You are viewing a plain text version of this content. The canonical link for it is here.

Posted to user@spark.apache.org by narendra <na...@gmail.com> on 2015/08/04 18:45:34 UTC

No Twitter Input from Kafka to Spark Streaming

My application takes Twitter4j tweets and publishes those to a topic in
Kafka. Spark Streaming subscribes to that topic for processing.

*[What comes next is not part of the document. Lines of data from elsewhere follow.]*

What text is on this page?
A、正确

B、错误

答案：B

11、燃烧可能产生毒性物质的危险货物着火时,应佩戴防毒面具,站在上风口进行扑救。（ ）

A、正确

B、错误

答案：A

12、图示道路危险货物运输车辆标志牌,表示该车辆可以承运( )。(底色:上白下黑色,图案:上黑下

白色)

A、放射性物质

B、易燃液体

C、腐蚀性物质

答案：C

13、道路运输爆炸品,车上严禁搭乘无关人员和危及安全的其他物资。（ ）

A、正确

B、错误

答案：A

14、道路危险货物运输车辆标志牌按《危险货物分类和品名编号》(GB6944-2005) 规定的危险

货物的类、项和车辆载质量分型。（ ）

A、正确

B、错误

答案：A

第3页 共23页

But in
actual, Spark Streaming is not able to receive tweet data from Kafka so
Spark Streaming is running empty batch jobs with out input and I am not able
to see any output from Spark Streaming.

The code of the application is - 

import java.util.HashMap
import java.util.Properties
import twitter4j._
import twitter4j.FilterQuery;
import twitter4j.StallWarning;
import twitter4j.Status;
import twitter4j.StatusDeletionNotice;
import twitter4j.StatusListener;
import twitter4j.TwitterStream;
import twitter4j.TwitterStreamFactory;
import twitter4j.conf.ConfigurationBuilder;
import twitter4j.json.DataObjectFactory;
import kafka.serializer.StringDecoder
import org.apache.spark.streaming.kafka._
import kafka.javaapi.producer.Producer
import kafka.producer.{KeyedMessage, ProducerConfig}
import org.apache.spark._
import org.apache.spark.streaming._
import org.apache.spark.streaming.StreamingContext._ 

object TwitterPopularTags {
    def main(args: Array[String]) {

            /** Information necessary for accessing the Twitter API */
        val consumerKey= "2AgtQfH8rlyUDyfjwPOCDosEQ"
        val consumerSecret=
"vnG8uoaan4gPmoy1rFMbz3i19396jODwGRLRqsHBPTwSlMcUIl"
        val accessToken=
"33807905-2vYZMjZyRjFJQrrkPVQwmiQcZCnag6m2wKujpiu4e"
        val accessTokenSecret =
"X880Iq3YseBsAs3e8ZoHSOaDnN431dWJ6QpeMJO6VVAzm"
        val cb = new ConfigurationBuilder()
        cb.setOAuthConsumerKey(consumerKey)
        cb.setOAuthConsumerSecret(consumerSecret)
        cb.setOAuthAccessToken(accessToken)
        cb.setOAuthAccessTokenSecret(accessTokenSecret)
        cb.setJSONStoreEnabled(true)
        cb.setIncludeEntitiesEnabled(true)
        val twitterStream = new
TwitterStreamFactory(cb.build()).getInstance()      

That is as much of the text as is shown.